BP, oil spill victims argue over trial venue
BOISE, Idaho, July 28, 2010 (AFP) – Lawyers for Gulf of Mexico disaster victims opened the first stage in a massive civil trial Thursday, arguing for the venue to be in one of the hardest hit states and not the oil headquarters of Texas as requested by BP.
The hearing before a panel of judges in Boise, Idaho was to consider whether lawsuits from some 200 plaintiffs should be consolidated into one or several cases, and where the trial or trials should take place.
British energy giant BP argued in favor of Houston, Texas -- headquarters of the oil industry and where it has set up its control rooms to coordinate its response to what has been called America's worst environmental disaster.
"The better access to evidence is in Houston. The key evidences are by far in Houston," BP attorney Andrew Langan told a packed courtroom.
But the plaintiffs hit back that the case should be heard closer to locations hit hardest by the oil spill, such as Louisiana or Alabama, with New Orleans appearing to be their preferred option.

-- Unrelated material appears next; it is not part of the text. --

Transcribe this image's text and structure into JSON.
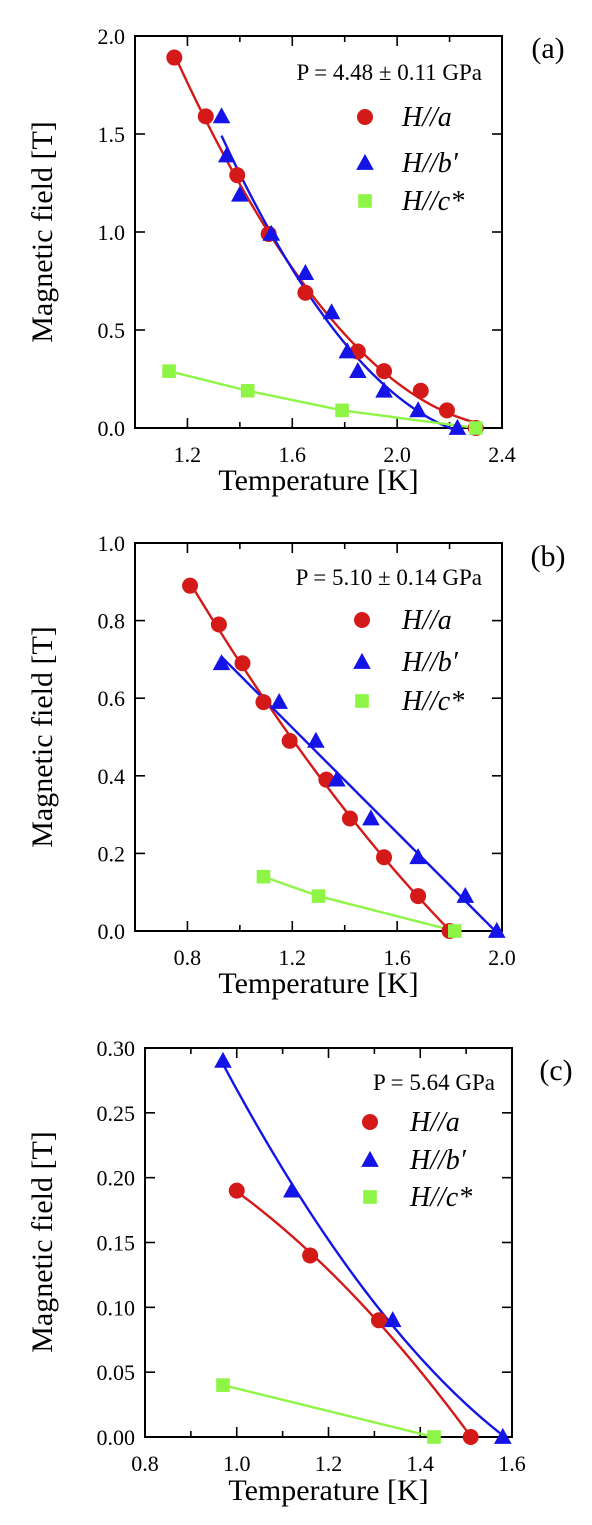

"We have a very special culture in New Orleans and our culture has been damaged," said attorney Russ Hermann, representing shrimpers, hotels, food processors and boat captains.
"And we would like the case there so that our people have hope, and so that the country and the world are focused where the damages occurred."
A decision is expected in around two weeks, but the 90-minute session gave lawyers a test run for the arguments they will make during legal proceedings that could stretch out for years.
Law professor Richard Nagareda said the seven federal judges of the Multidistrict Litigation Panel (MDL Panel) could in theory choose to send the sprawling oil-spill litigation to one judge in one federal US court.
"The panel may very well be inclined to choose a judge located around the Gulf Coast area," said Nagareda, a professor at Vanderbilt University.
US prosecutor Stephen Flynn backed the plaintiffs' argument to move the case to Louisiana, his jurisdiction.
"We are not a party to the case, but we were asked our opinion," he said. "We think that a case of this magnitude should be centralized geographically."
He argued that Louisiana offered "best access for the plaintiffs and witnesses, and most of the economic and natural damages were in Louisiana."
The hearing brought together a wide array of people and players linked to the disaster triggered by an April 20 explosion aboard the Deepwater Horizon rig, some 50 miles (80 kilometers) off the coast of Louisiana.
Eleven people were killed in the explosion, which caused the platform to sink two days later. Since then, an estimated three to 5.2 million barrels (117.6 million to 189 million gallons) gushed out into the Gulf.
Joining BP in court were Transocean, which leased the rig to BP, Cameron International, which manufactured the blow-out preventer, the device which should have shut down the well but failed to work properly, and Halliburton, the oil services company which had finished cementing the well only 20 hours before the rig exploded.
Plaintiffs range from the families of the 11 workers killed in the explosion to Gulf fishermen whose catch has been contaminated by the spill, threatening them with financial ruin.
Attorney Elizabeth Cabraser, representing fishermen, oystermen and property owners, told AFP there was a strong argument for holding the trial in the affected Gulf states.
"It would be very difficult to explain to the average person why the case has been (heard) in the oil industry's headquarters hometown. People would have a hard time getting past that."